***This is a short story I wrote during an exercise in my creative writing group. In the spirit of the Halloween season, I decided to make it a spooky one. I intend on finishing this at some point, though.
The grass had grown over the stone steps, an observation I made in mild disbelief when I remembered how meticulously my dad had kept this lawn. I remembered the roar of the lawn mower every Sunday, and the stench lingering from the monthly application of pesticide. His front lawn was his pride and joy, which I now realize as an adult was his way of portraying to the world that everything was fine.
Everything was not fine.
Everything was never fine.
Beyond this lawn, up the stone steps and into the house one would see – if a stranger ever got that far, which rarely happened – another, much darker reality. The denial on my father’s face. The desperation in my mother’s eyes. My often fearful expression.
Today I made the ascent up those overgrown steps and pushed my way into the battered, weakened door of my childhood home. No one had lived here in at least a decade, and the neighbors had declared it a nuisance.
For me, it was far more than a nuisance. It was the source of many sleepless nights lingering well into my adulthood.
I gingerly climbed the slightly rotted wooden stairs up to where my brother’s old bedroom was, my footsteps creaking loudly as the weakened oak gave slightly from years of neglect. The floors were caked in dust and grime, and I noticed even pidgeon shit thanks to the broken windows caused by neighborhood vandals over the years. Graffiti and gang symbols decorated the halls, scrawled over my mother’s carefully-hung wallpaper.
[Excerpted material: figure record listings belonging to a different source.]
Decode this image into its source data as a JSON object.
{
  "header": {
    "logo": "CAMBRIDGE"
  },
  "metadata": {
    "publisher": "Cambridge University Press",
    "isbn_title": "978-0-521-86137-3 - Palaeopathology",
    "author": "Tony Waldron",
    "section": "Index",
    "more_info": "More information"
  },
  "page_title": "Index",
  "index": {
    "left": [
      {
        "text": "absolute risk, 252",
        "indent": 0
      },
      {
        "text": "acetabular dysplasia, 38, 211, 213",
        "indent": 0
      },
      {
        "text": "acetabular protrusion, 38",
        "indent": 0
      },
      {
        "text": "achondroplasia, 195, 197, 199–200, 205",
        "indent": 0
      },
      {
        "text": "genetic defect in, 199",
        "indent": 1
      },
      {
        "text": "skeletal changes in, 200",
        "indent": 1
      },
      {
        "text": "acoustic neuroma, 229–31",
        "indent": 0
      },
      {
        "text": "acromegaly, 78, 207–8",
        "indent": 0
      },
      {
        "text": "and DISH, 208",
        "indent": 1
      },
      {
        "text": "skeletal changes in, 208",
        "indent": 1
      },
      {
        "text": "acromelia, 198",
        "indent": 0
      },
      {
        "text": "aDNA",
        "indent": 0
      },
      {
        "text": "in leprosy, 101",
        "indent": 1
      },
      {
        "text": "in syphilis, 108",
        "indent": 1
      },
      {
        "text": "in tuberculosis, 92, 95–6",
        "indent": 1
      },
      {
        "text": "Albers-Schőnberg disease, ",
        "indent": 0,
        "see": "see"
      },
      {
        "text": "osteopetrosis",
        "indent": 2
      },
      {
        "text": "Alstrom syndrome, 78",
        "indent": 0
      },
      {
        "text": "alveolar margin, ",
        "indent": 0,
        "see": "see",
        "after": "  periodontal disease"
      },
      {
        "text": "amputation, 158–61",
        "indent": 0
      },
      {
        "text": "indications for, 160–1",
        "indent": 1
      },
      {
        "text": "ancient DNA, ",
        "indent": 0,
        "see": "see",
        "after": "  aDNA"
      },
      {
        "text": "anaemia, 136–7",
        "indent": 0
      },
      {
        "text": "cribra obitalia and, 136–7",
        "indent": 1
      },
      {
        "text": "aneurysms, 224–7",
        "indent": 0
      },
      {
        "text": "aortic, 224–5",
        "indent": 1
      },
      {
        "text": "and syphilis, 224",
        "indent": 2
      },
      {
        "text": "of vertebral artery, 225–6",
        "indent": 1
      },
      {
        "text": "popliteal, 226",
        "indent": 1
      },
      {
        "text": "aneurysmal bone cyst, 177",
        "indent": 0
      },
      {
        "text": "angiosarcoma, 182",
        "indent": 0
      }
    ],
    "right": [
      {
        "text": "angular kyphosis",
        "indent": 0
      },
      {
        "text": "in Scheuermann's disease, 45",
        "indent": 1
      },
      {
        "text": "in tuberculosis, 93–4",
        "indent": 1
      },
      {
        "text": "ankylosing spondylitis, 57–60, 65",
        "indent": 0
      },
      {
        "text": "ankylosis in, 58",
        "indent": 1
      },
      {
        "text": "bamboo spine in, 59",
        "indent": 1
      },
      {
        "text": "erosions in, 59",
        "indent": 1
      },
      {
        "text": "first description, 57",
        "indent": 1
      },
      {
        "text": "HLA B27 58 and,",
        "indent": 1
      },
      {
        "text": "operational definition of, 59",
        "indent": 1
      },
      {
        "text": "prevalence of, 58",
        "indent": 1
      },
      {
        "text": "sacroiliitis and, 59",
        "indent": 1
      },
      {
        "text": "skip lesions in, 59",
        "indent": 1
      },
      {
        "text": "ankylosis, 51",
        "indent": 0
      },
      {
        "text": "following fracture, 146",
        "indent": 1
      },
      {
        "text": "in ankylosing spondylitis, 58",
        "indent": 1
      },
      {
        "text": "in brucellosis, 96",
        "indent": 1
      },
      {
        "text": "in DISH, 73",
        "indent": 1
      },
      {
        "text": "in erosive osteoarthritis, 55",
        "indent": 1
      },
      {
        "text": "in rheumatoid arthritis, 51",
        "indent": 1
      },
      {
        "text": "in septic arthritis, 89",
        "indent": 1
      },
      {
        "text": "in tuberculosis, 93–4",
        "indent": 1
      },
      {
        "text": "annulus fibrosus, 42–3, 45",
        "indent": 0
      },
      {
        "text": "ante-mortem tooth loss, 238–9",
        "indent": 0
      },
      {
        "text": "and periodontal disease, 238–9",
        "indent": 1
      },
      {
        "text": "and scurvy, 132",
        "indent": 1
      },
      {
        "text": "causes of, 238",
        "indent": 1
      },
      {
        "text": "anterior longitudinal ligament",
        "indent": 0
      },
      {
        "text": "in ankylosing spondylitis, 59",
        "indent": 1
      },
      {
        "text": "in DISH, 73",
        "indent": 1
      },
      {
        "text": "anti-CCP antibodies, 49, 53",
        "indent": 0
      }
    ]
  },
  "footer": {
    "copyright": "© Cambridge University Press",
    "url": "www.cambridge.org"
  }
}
I shut my eyes just for a moment before I stepped into the room that once belonged to my brother. As much as I had to know if it was still there, I felt as if I couldn’t bear to see it again.
But no, I had come this far already. I forced my eyes open and aimed them at the back wall in search for it.
And there it was.
Those four words scrawled on the wall in my mothers devastated, helpless handwriting, just above where the headboard of my brother’s bed used to be.
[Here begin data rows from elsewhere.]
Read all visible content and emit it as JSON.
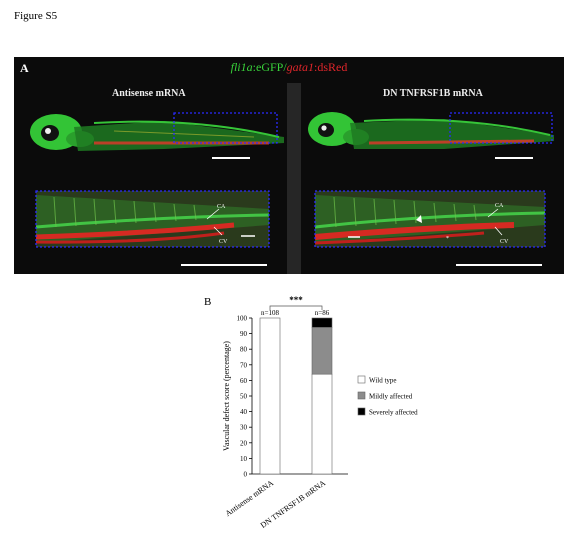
{
  "figure_label": "Figure S5",
  "panel_a": {
    "letter": "A",
    "title_part1": "fli1a",
    "title_part2": ":eGFP/",
    "title_part3": "gata1",
    "title_part4": ":dsRed",
    "left_condition": "Antisense mRNA",
    "right_condition": "DN TNFRSF1B mRNA",
    "label_ca": "CA",
    "label_cv": "CV",
    "label_asterisk": "*",
    "colors": {
      "vessel": "#39d23a",
      "blood": "#e0262b",
      "box": "#2b2bff"
    }
  },
  "panel_b": {
    "letter": "B",
    "significance": "***"
  },
  "chart_data": {
    "type": "bar",
    "stacked": true,
    "categories": [
      "Antisense mRNA",
      "DN TNFRSF1B mRNA"
    ],
    "counts": [
      "n=108",
      "n=86"
    ],
    "series": [
      {
        "name": "Wild type",
        "values": [
          100,
          64
        ],
        "color": "#ffffff"
      },
      {
        "name": "Mildly affected",
        "values": [
          0,
          30
        ],
        "color": "#8c8c8c"
      },
      {
        "name": "Severely affected",
        "values": [
          0,
          6
        ],
        "color": "#000000"
      }
    ],
    "ylabel": "Vascular defect score (percentage)",
    "ylim": [
      0,
      100
    ],
    "yticks": [
      0,
      10,
      20,
      30,
      40,
      50,
      60,
      70,
      80,
      90,
      100
    ],
    "grid": false,
    "legend_position": "right"
  }
}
Her final words to us. To the world.
I can’t do this.
My blood ran as cold as it did the day I found them. Familiar emotions washed over me as I remembered the sight of my mother’s lifeless body slumped and bleeding over my brother’s, the bullet hole still fresh and square in the middle of his forehead.
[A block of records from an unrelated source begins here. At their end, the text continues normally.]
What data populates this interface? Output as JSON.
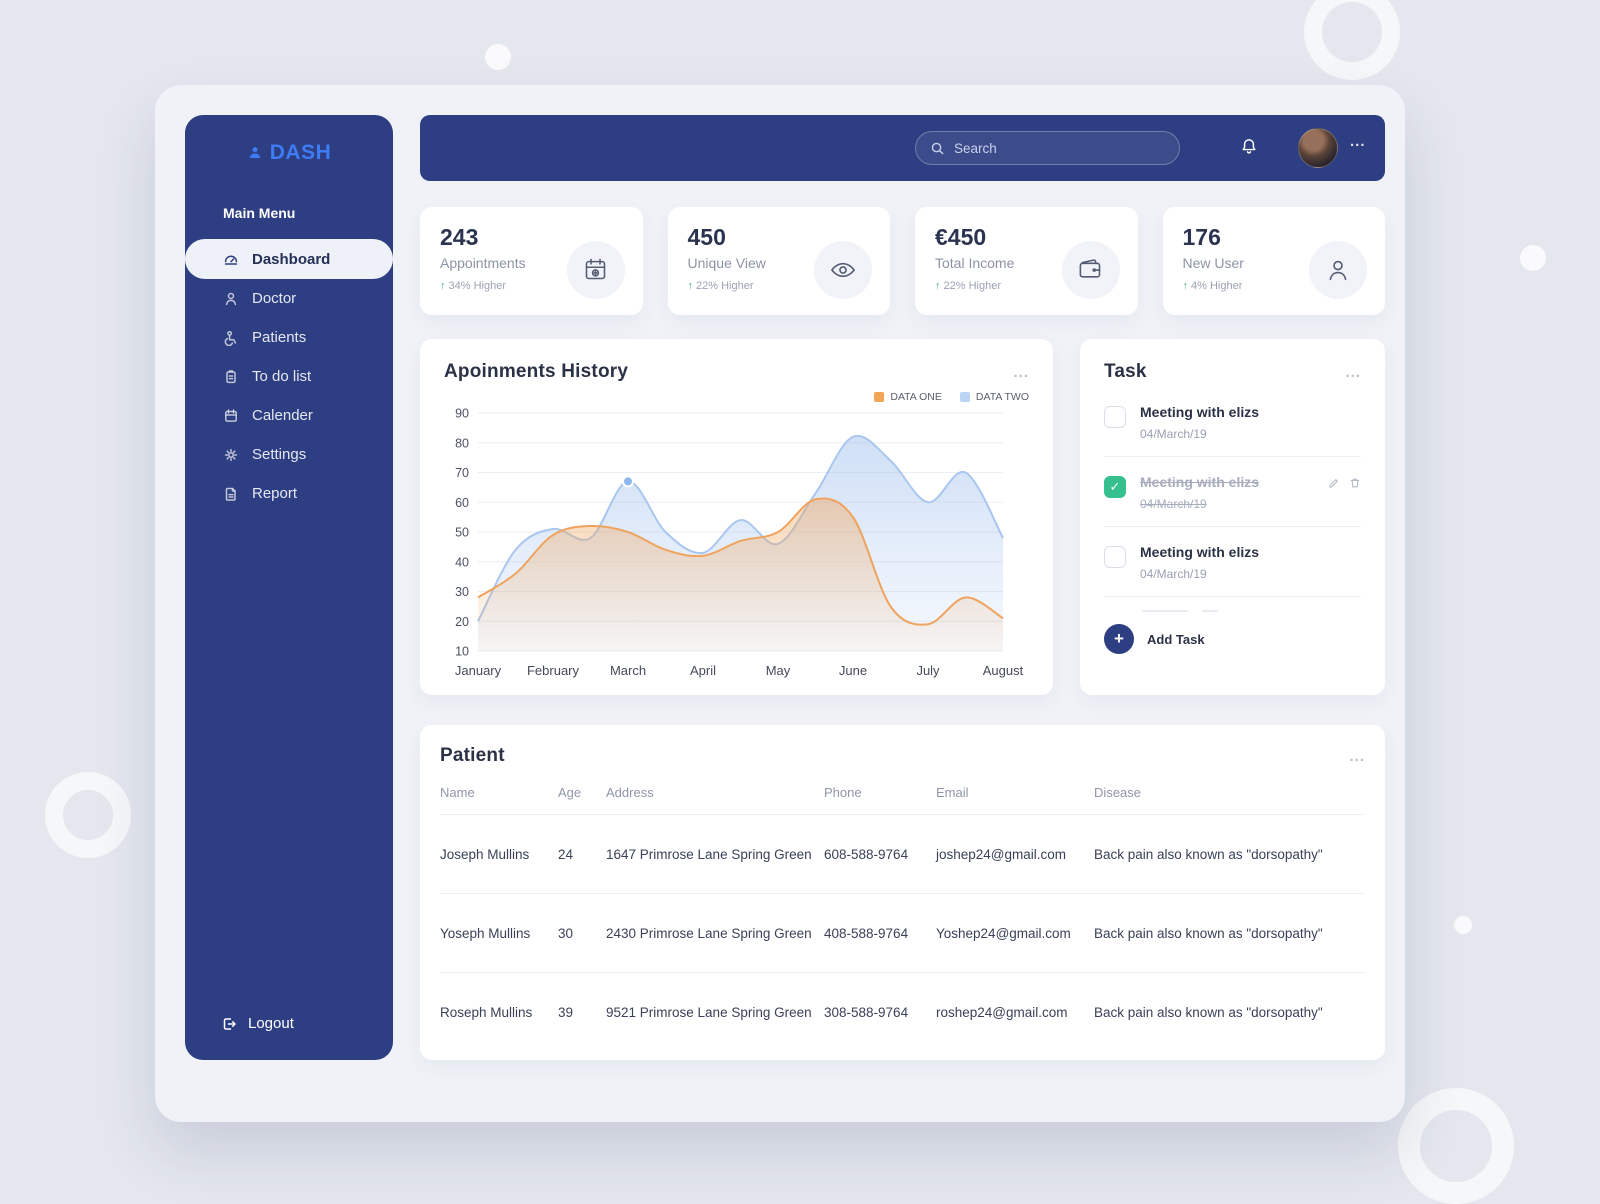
{
  "app": {
    "title": "DASH"
  },
  "icons": {
    "up_arrow": "↑",
    "ellipsis": "...",
    "check": "✓",
    "plus": "+"
  },
  "sidebar": {
    "section_label": "Main Menu",
    "items": [
      {
        "label": "Dashboard",
        "icon": "dashboard-icon",
        "active": true
      },
      {
        "label": "Doctor",
        "icon": "doctor-icon",
        "active": false
      },
      {
        "label": "Patients",
        "icon": "patients-icon",
        "active": false
      },
      {
        "label": "To do list",
        "icon": "todo-list-icon",
        "active": false
      },
      {
        "label": "Calender",
        "icon": "calendar-icon",
        "active": false
      },
      {
        "label": "Settings",
        "icon": "settings-icon",
        "active": false
      },
      {
        "label": "Report",
        "icon": "report-icon",
        "active": false
      }
    ],
    "logout_label": "Logout"
  },
  "header": {
    "search_placeholder": "Search"
  },
  "stats": [
    {
      "value": "243",
      "label": "Appointments",
      "delta": "34% Higher",
      "icon": "calendar-plus-icon"
    },
    {
      "value": "450",
      "label": "Unique View",
      "delta": "22% Higher",
      "icon": "eye-icon"
    },
    {
      "value": "€450",
      "label": "Total Income",
      "delta": "22% Higher",
      "icon": "wallet-icon"
    },
    {
      "value": "176",
      "label": "New User",
      "delta": "4% Higher",
      "icon": "user-icon"
    }
  ],
  "chart_data": {
    "type": "area",
    "title": "Apoinments History",
    "x_labels": [
      "January",
      "February",
      "March",
      "April",
      "May",
      "June",
      "July",
      "August"
    ],
    "y_ticks": [
      10,
      20,
      30,
      40,
      50,
      60,
      70,
      80,
      90
    ],
    "ylim": [
      10,
      90
    ],
    "grid": true,
    "legend_position": "top-right",
    "series": [
      {
        "name": "DATA ONE",
        "color": "#f0a35e",
        "legend_color": "#f2a556",
        "values": [
          28,
          36,
          49,
          52,
          50,
          44,
          42,
          47,
          50,
          61,
          55,
          25,
          19,
          28,
          21
        ]
      },
      {
        "name": "DATA TWO",
        "color": "#a9c6ef",
        "legend_color": "#bcd4f4",
        "values": [
          20,
          44,
          51,
          48,
          67,
          50,
          43,
          54,
          46,
          63,
          82,
          74,
          60,
          70,
          48
        ]
      }
    ],
    "marker": {
      "series": 1,
      "index": 4
    }
  },
  "tasks": {
    "title": "Task",
    "items": [
      {
        "title": "Meeting with elizs",
        "date": "04/March/19",
        "done": false
      },
      {
        "title": "Meeting with elizs",
        "date": "04/March/19",
        "done": true
      },
      {
        "title": "Meeting with elizs",
        "date": "04/March/19",
        "done": false
      }
    ],
    "add_label": "Add Task"
  },
  "patients": {
    "title": "Patient",
    "columns": [
      "Name",
      "Age",
      "Address",
      "Phone",
      "Email",
      "Disease"
    ],
    "rows": [
      [
        "Joseph Mullins",
        "24",
        "1647 Primrose Lane Spring Green",
        "608-588-9764",
        "joshep24@gmail.com",
        "Back pain also known as \"dorsopathy\""
      ],
      [
        "Yoseph Mullins",
        "30",
        "2430 Primrose Lane Spring Green",
        "408-588-9764",
        "Yoshep24@gmail.com",
        "Back pain also known as \"dorsopathy\""
      ],
      [
        "Roseph Mullins",
        "39",
        "9521 Primrose Lane Spring Green",
        "308-588-9764",
        "roshep24@gmail.com",
        "Back pain also known as \"dorsopathy\""
      ]
    ]
  }
}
The emotional cocktail continued to pulse through my body – Shock. Devastation. Anger.
It was over. It was really over and my mother had sacrificed herself to make sure it would be, too horrified with herself for what she had done to allow herself to live.
For 20 years I had repeatedly explained – pleaded – with the ghost of her, my memories of her, that my brother would have killed her anyway. Just as he had tried to kill me.
The script of what could have been replayed in my mind everyday, each time with a different outcome, each time ending with her still being with us.